Lamunan Wulan buyar kala seseorang memanggil namanya. Ema dan ... Hadi? Seketika rasa canggung menatap wajah Hadi membuatnya terlihat kikuk. Belum pernah ia sejauh ini dengan Hadi. Persahabatan yang dibina sejak awal SMA tiba-tiba retak begitu saja. Bahkan retak bukan karena cinta dalam persahabatan, melainkan cinta dari orang asing yang merusak karakter kedua tokoh dalam persahabatan itu.

"Hai!" Wulan membalas sapaan Ema dengan nada canggung. "Kok di sini?" tanya Wulan mencoba akrab. Kini kedua sahabatnya duduk berhadapan dengannya.

"Tadi habis nebus obat ke apotek. Terus kehujanan, jadi mampir dulu ke sini," terang Ema sembari memperlihatkan sebuah plastik berisi beberapa macam obat.

Jawaban Ema mampu membuat Wulan merasa bersalah. Semenjak Ema sakit, ia belum menjenguknya. Jika bukan karena pertemuan yang kebetulan ini, ia mungkin tidak akan bertemu dengan siapa pun beberapa hari ke depan.

"Masih sakit, ya?" Pertanyaan Wulan terdengar kikuk.

Ema yang mampu membaca pikiran Wulan, balas tersenyum, jawabnya, "Sudah nggak sakit. Tinggal pemulihan saja."

Hening setelah jawaban dari Ema. Suasana canggung kembali Wulan rasakan. Sejenak, suasana itu sedikit mencair kala Mbok Narsih mengantarkan teh hangat untuk Wulan.

"Loh, Nak Hadi sama artis Australia kapan datang?" tanya Mbok Narsih sambil tersenyum.

"Baru saja, Mbok," jawab Ema tersipu.

"Sebentar, ya, Mbok buatkan teh hangat juga buat kalian." Mereka tidak menolak ketika Mbok Narsih pergi ke dapur untuk membuatkan teh hangat.

Ema beralih menatap Wulan dan Hadi secara bergantian. Sedari tadi keduanya tak acuh. Bagai orang asing, mereka saling melemparkan pandang ke sembarang arah. Ema tersenyum mengamati pemandangan itu. Mungkin ini saatnya untuk melepaskan perasaan nyaman itu. Ema meraih tangan Hadi dan Wulan, kemudian membuat kedua telapak tangan mereka berdua saling bersentuhan. Mereka merespon dengan tatapan kaget.
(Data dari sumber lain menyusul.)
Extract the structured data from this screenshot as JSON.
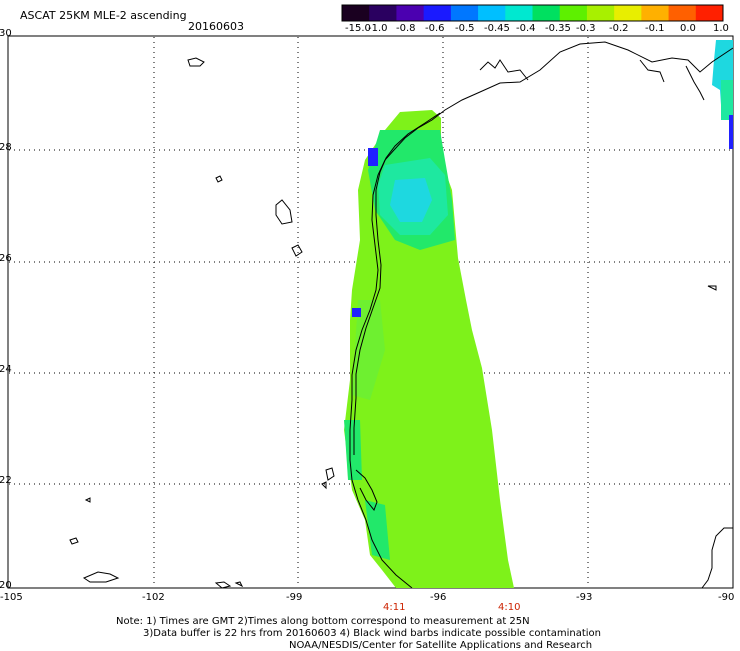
{
  "header": {
    "title": "ASCAT 25KM MLE-2 ascending",
    "date": "20160603"
  },
  "colorbar": {
    "labels": [
      "-15.0",
      "-1.0",
      "-0.8",
      "-0.6",
      "-0.5",
      "-0.45",
      "-0.4",
      "-0.35",
      "-0.3",
      "-0.2",
      "-0.1",
      "0.0",
      "1.0"
    ],
    "colors": [
      "#1a0020",
      "#2a0060",
      "#4b00b0",
      "#1a1aff",
      "#0077ff",
      "#00bfff",
      "#00e8d0",
      "#00e060",
      "#5ef000",
      "#a8f000",
      "#e8ee00",
      "#ffb000",
      "#ff6000",
      "#ff2000"
    ]
  },
  "map": {
    "lon_labels": [
      "-105",
      "-102",
      "-99",
      "-96",
      "-93",
      "-90"
    ],
    "lat_labels": [
      "20",
      "22",
      "24",
      "26",
      "28",
      "30"
    ],
    "swath_colors": {
      "main": "#7ef21a",
      "light": "#6ef030",
      "cyan": "#1ee8a0",
      "aqua": "#1ed8e0",
      "blue": "#2020ff",
      "green": "#22e86a"
    }
  },
  "times": {
    "left": "4:11",
    "right": "4:10"
  },
  "footer": {
    "line1": "Note: 1) Times are GMT 2)Times along bottom correspond to measurement at 25N",
    "line2": "3)Data buffer is 22 hrs from 20160603 4) Black wind barbs indicate possible contamination",
    "line3": "NOAA/NESDIS/Center for Satellite Applications and Research"
  }
}
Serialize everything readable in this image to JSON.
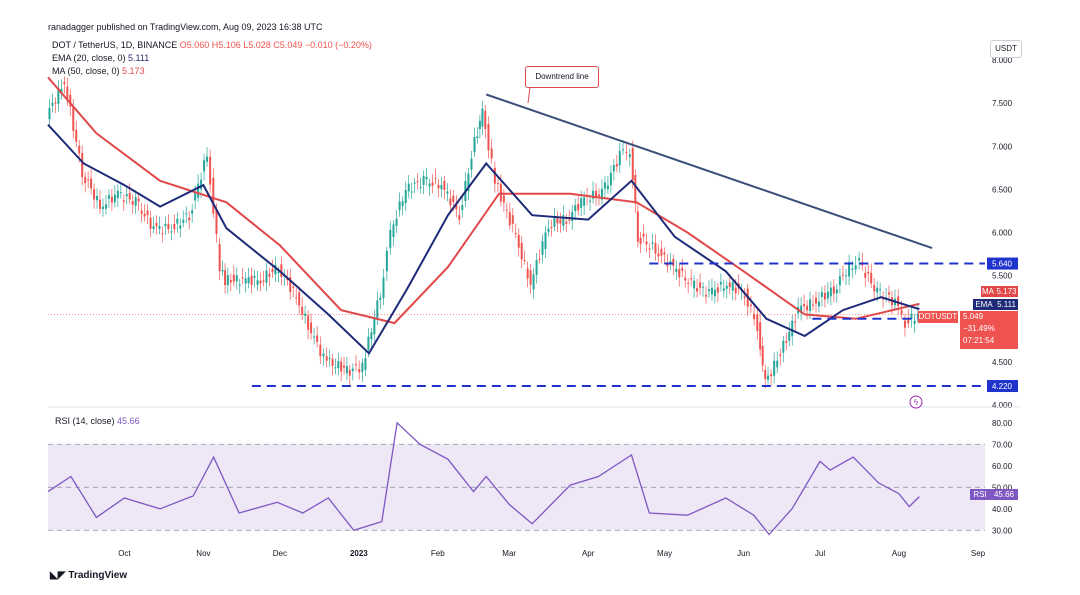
{
  "header": {
    "publisher": "ranadagger published on TradingView.com, Aug 09, 2023 16:38 UTC",
    "symbol": "DOT / TetherUS, 1D, BINANCE",
    "ohlc": "O5.060  H5.106  L5.028  C5.049  −0.010 (−0.20%)",
    "ema_label": "EMA (20, close, 0)",
    "ema_value": "5.111",
    "ma_label": "MA (50, close, 0)",
    "ma_value": "5.173",
    "currency": "USDT"
  },
  "annotation": {
    "text": "Downtrend line"
  },
  "price_tag": {
    "symbol": "DOTUSDT",
    "value": "5.049",
    "change": "−31.49%",
    "countdown": "07:21:54"
  },
  "rsi_legend": {
    "label": "RSI (14, close)",
    "value": "45.66",
    "tag": "RSI"
  },
  "brand": "TradingView",
  "colors": {
    "up": "#26a69a",
    "down": "#ef5350",
    "ema": "#1e2a78",
    "ma": "#e0484a",
    "trend": "#3b4f7a",
    "level": "#1f33cc",
    "rsi": "#7e57c2",
    "rsi_band": "#ede7f6"
  },
  "chart_data": [
    {
      "type": "line",
      "title": "DOT / TetherUS, 1D, BINANCE",
      "y_scale": "linear",
      "ylim": [
        4.0,
        8.0
      ],
      "y_ticks": [
        "8.000",
        "7.500",
        "7.000",
        "6.500",
        "6.000",
        "5.500",
        "4.500",
        "4.000"
      ],
      "x_ticks": [
        "Oct",
        "Nov",
        "Dec",
        "2023",
        "Feb",
        "Mar",
        "Apr",
        "May",
        "Jun",
        "Jul",
        "Aug",
        "Sep"
      ],
      "x_tick_dates": [
        "2022-10-01",
        "2022-11-01",
        "2022-12-01",
        "2023-01-01",
        "2023-02-01",
        "2023-03-01",
        "2023-04-01",
        "2023-05-01",
        "2023-06-01",
        "2023-07-01",
        "2023-08-01",
        "2023-09-01"
      ],
      "series": [
        {
          "name": "DOT / TetherUS",
          "x": [
            "2022-09-01",
            "2022-09-08",
            "2022-09-15",
            "2022-09-22",
            "2022-09-29",
            "2022-10-06",
            "2022-10-13",
            "2022-10-20",
            "2022-10-27",
            "2022-11-03",
            "2022-11-08",
            "2022-11-10",
            "2022-11-17",
            "2022-11-24",
            "2022-12-01",
            "2022-12-08",
            "2022-12-15",
            "2022-12-20",
            "2022-12-29",
            "2023-01-03",
            "2023-01-10",
            "2023-01-14",
            "2023-01-20",
            "2023-01-27",
            "2023-02-03",
            "2023-02-10",
            "2023-02-16",
            "2023-02-19",
            "2023-02-24",
            "2023-03-03",
            "2023-03-10",
            "2023-03-17",
            "2023-03-24",
            "2023-03-31",
            "2023-04-07",
            "2023-04-14",
            "2023-04-18",
            "2023-04-21",
            "2023-04-28",
            "2023-05-05",
            "2023-05-12",
            "2023-05-19",
            "2023-05-26",
            "2023-06-02",
            "2023-06-07",
            "2023-06-10",
            "2023-06-16",
            "2023-06-23",
            "2023-06-30",
            "2023-07-07",
            "2023-07-13",
            "2023-07-17",
            "2023-07-24",
            "2023-07-31",
            "2023-08-04",
            "2023-08-09"
          ],
          "values": [
            7.35,
            7.75,
            6.7,
            6.3,
            6.45,
            6.35,
            6.05,
            6.05,
            6.2,
            6.9,
            5.6,
            5.45,
            5.45,
            5.45,
            5.6,
            5.25,
            4.75,
            4.5,
            4.4,
            4.45,
            5.3,
            6.0,
            6.5,
            6.6,
            6.55,
            6.2,
            7.05,
            7.4,
            6.6,
            6.05,
            5.4,
            6.1,
            6.15,
            6.4,
            6.45,
            6.9,
            6.95,
            5.95,
            5.8,
            5.6,
            5.4,
            5.3,
            5.4,
            5.3,
            4.9,
            4.25,
            4.6,
            5.1,
            5.2,
            5.35,
            5.6,
            5.65,
            5.3,
            5.2,
            4.95,
            5.049
          ]
        },
        {
          "name": "EMA (20, close, 0)",
          "x": [
            "2022-09-01",
            "2022-09-15",
            "2022-10-01",
            "2022-10-15",
            "2022-11-01",
            "2022-11-10",
            "2022-12-01",
            "2022-12-20",
            "2023-01-05",
            "2023-01-20",
            "2023-02-05",
            "2023-02-20",
            "2023-03-10",
            "2023-04-01",
            "2023-04-18",
            "2023-05-05",
            "2023-05-25",
            "2023-06-10",
            "2023-06-25",
            "2023-07-10",
            "2023-07-25",
            "2023-08-09"
          ],
          "values": [
            7.25,
            6.8,
            6.55,
            6.3,
            6.55,
            6.05,
            5.55,
            5.05,
            4.6,
            5.35,
            6.2,
            6.8,
            6.2,
            6.15,
            6.6,
            5.95,
            5.55,
            5.0,
            4.8,
            5.1,
            5.25,
            5.111
          ]
        },
        {
          "name": "MA (50, close, 0)",
          "x": [
            "2022-09-01",
            "2022-09-20",
            "2022-10-15",
            "2022-11-10",
            "2022-12-01",
            "2022-12-25",
            "2023-01-15",
            "2023-02-05",
            "2023-02-25",
            "2023-03-25",
            "2023-04-20",
            "2023-05-10",
            "2023-06-01",
            "2023-06-25",
            "2023-07-15",
            "2023-08-09"
          ],
          "values": [
            7.8,
            7.15,
            6.6,
            6.35,
            5.85,
            5.1,
            4.95,
            5.6,
            6.45,
            6.45,
            6.35,
            6.0,
            5.55,
            5.05,
            5.0,
            5.173
          ]
        }
      ],
      "trend_line": {
        "name": "Downtrend line",
        "from": [
          "2023-02-20",
          7.6
        ],
        "to": [
          "2023-08-14",
          5.82
        ]
      },
      "levels": [
        {
          "label": "5.640",
          "value": 5.64,
          "from": "2023-04-25"
        },
        {
          "label": "5.000",
          "value": 5.0,
          "from": "2023-06-28"
        },
        {
          "label": "4.220",
          "value": 4.22,
          "from": "2022-11-20"
        }
      ],
      "markers": [
        {
          "label": "MA",
          "value": "5.173"
        },
        {
          "label": "EMA",
          "value": "5.111"
        }
      ]
    },
    {
      "type": "line",
      "title": "RSI (14, close)",
      "ylim": [
        25,
        85
      ],
      "y_ticks": [
        "80.00",
        "70.00",
        "60.00",
        "50.00",
        "40.00",
        "30.00"
      ],
      "bands": [
        30,
        70
      ],
      "midline": 50,
      "series": [
        {
          "name": "RSI (14, close)",
          "x": [
            "2022-09-01",
            "2022-09-10",
            "2022-09-20",
            "2022-10-01",
            "2022-10-15",
            "2022-10-28",
            "2022-11-05",
            "2022-11-15",
            "2022-11-30",
            "2022-12-10",
            "2022-12-20",
            "2022-12-30",
            "2023-01-10",
            "2023-01-16",
            "2023-01-25",
            "2023-02-05",
            "2023-02-15",
            "2023-02-20",
            "2023-03-01",
            "2023-03-10",
            "2023-03-25",
            "2023-04-05",
            "2023-04-18",
            "2023-04-25",
            "2023-05-10",
            "2023-05-25",
            "2023-06-05",
            "2023-06-11",
            "2023-06-20",
            "2023-07-01",
            "2023-07-05",
            "2023-07-14",
            "2023-07-24",
            "2023-08-01",
            "2023-08-05",
            "2023-08-09"
          ],
          "values": [
            48,
            55,
            36,
            45,
            40,
            46,
            64,
            38,
            43,
            38,
            45,
            30,
            34,
            80,
            70,
            63,
            48,
            55,
            42,
            33,
            51,
            55,
            65,
            38,
            37,
            45,
            37,
            28,
            40,
            62,
            58,
            64,
            52,
            47,
            41,
            45.66
          ]
        }
      ]
    }
  ]
}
"Wulan, aku pernah ingin menyembunyikan keberengsekan Kevin darimu hanya agar Hadi melepaskan perasaanya untukmu." Ema buka bicara. "Namun, setelah kupikir lagi, aku tidak mendapat keuntungan apa pun dari tindakanku itu. Aku juga tidak bisa memaksa Hadi untuk melepaskan perasaanya darimu dan beralih kepadaku." Ema berhenti sejenak. Ia menarik napas dalam lalu mengembuskannya perlahan.

Sambungnya, "Sudah sejak lama kupergoki Kevin jalan bareng cewek lain. Bukan tidak ingin memberi tahumu, aku hanya ingin kamu menyadarinya sendiri. Aku ingin kamu membuka hatimu barang se-senti untuk Hadi. Terimalah Hadi, Wulan. Sudah sejak lama perasaan itu terpendam dan mengalah untuk lain hati. Persahabatan tidak akan retak hanya karena sebuah perasaan nyaman yang lebih serius."

Bak terhipnotis, Wulan mengangguk berarti, "Iya, aku menerimamu, Hadi."